The visit of External Affairs Minister SM Krishna to China to participate in the 12th summit of the Shanghai Cooperation Organisation (SCO)  is significant as this is an organisation that will play an increasingly weighty role in Asia in the future. Even as the SCO follows ‘new trends’ in security and development to increase regional cooperation and fight interventionism, India, which has an observer status in the organisation, will be pressing for the full membership. The SCO is a relatively new but increasingly important organisation of intergovernmental cooperation on the Asian landmass and India can yet redefine its role within it, as it is being urged to do so, principally by Russia. Originally called the Shanghai Five, the SCO consists of China, Russia, Kazakhstan, Kyrgyzstan, Tajikistan and Uzbekistan. Along with the countries which have observer status, it covers a very large part of the landmass of the Eurasia and contains a substantial portion of the world population. It was Zbigniew Brzezinski, the American political scientist and policy advisor, who noted that the control of the Eurasian landmass is the key to global domination and control of Central Asia is the key to control of the Eurasian landmass. Russia and China have been paying attention to Brzezinski’s theory, by creating the SCO, ostensibly to curb extremism in the region and enhance border security, but  also as a counterbalancing force to other powerful groupings. At its fifth summit in Kazakhstan, which representatives of India, Iran, Mongolia and Pakistan attended for the first time, the president of the host country, Nursultan Nazarbayev, had said, ‘The leaders of the states sitting at this negotiation table are representatives of half of humanity’.

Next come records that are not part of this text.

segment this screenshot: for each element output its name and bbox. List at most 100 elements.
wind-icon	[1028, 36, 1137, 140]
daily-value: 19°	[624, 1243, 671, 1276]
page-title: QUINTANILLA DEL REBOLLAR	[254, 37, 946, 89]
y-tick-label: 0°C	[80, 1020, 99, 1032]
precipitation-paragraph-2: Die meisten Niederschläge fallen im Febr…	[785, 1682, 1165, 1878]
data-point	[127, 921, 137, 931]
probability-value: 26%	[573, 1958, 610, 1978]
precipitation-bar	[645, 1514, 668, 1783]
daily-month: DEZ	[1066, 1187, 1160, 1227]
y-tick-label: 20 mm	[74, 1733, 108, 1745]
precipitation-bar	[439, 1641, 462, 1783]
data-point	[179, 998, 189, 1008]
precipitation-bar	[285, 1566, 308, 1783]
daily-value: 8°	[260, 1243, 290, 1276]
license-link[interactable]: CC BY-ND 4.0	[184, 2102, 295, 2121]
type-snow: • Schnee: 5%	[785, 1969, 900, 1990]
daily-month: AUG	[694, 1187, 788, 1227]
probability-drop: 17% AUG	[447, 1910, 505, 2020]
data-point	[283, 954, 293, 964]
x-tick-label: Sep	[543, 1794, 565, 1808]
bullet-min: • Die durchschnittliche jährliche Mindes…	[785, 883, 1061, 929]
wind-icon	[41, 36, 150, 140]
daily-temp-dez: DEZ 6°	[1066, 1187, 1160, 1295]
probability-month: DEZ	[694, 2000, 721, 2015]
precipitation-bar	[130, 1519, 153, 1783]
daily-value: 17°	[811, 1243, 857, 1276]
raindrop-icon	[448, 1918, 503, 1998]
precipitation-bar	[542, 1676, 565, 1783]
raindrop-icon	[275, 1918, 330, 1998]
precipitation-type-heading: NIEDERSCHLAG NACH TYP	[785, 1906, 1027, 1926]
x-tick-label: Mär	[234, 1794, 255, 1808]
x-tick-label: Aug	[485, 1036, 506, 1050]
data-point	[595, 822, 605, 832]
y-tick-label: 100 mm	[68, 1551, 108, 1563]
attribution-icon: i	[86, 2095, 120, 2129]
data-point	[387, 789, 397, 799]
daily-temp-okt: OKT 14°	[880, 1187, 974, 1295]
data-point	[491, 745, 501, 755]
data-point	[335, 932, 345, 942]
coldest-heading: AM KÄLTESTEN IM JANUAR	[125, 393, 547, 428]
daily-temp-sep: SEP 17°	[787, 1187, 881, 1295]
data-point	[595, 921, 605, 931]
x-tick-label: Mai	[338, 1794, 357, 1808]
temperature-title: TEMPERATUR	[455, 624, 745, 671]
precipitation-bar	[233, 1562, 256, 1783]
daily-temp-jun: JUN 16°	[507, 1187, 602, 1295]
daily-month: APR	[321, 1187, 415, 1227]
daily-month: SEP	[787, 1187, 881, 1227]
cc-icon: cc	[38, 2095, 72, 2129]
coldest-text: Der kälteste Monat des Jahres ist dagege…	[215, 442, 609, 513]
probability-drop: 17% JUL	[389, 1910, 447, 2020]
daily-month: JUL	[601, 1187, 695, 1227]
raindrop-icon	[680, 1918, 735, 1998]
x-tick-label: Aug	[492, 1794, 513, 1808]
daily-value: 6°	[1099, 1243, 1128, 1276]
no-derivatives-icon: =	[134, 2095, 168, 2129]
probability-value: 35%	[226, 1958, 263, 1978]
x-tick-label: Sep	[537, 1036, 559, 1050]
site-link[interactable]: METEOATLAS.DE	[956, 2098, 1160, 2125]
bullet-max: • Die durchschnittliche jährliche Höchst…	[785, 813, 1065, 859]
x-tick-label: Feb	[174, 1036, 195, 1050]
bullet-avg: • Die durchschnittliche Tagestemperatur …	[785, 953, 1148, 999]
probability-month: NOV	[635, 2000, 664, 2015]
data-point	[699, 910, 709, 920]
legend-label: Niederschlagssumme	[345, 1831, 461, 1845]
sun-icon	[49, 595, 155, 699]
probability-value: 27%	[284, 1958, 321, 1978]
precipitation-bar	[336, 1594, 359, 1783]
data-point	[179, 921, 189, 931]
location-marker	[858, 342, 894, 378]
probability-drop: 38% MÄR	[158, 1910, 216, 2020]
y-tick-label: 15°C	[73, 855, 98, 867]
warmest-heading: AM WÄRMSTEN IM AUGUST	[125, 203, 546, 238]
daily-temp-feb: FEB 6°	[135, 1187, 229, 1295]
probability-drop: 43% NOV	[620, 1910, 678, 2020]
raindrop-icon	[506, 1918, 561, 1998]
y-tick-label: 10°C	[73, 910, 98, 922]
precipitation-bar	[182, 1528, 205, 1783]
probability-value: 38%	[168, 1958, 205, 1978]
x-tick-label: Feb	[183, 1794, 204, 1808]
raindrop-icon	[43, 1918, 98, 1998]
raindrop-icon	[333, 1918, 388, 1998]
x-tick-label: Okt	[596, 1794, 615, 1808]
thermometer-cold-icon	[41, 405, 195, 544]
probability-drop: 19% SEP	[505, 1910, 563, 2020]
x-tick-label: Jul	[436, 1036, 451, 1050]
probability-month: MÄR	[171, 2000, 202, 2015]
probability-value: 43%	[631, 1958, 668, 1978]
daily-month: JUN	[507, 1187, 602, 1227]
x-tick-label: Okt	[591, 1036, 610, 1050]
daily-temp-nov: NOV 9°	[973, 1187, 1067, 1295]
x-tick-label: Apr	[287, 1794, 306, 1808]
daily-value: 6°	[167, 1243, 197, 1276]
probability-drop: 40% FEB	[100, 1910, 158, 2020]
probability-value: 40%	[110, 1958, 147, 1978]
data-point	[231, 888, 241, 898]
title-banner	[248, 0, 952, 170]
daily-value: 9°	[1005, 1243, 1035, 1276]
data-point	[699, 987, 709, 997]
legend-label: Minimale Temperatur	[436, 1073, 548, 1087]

The SCO, thus, has the potential to become a geo-political international formation of considerable weight and an Asian conference of importance. The SCO is becoming a forum for cooperation in the security, economic and cultural matters. At the present summit, among other issues, the leaders are expected to discuss the situation in Afghanistan in the aftermath of the departure of US-led NATO troops in 2014, a dialogue from which India can be left out only at its peril.  Even as India backs the grouping’s role in stabilising Afghanistan, it must continue to press for the full membership, which will also help improve its relations with other countries of the region, including China.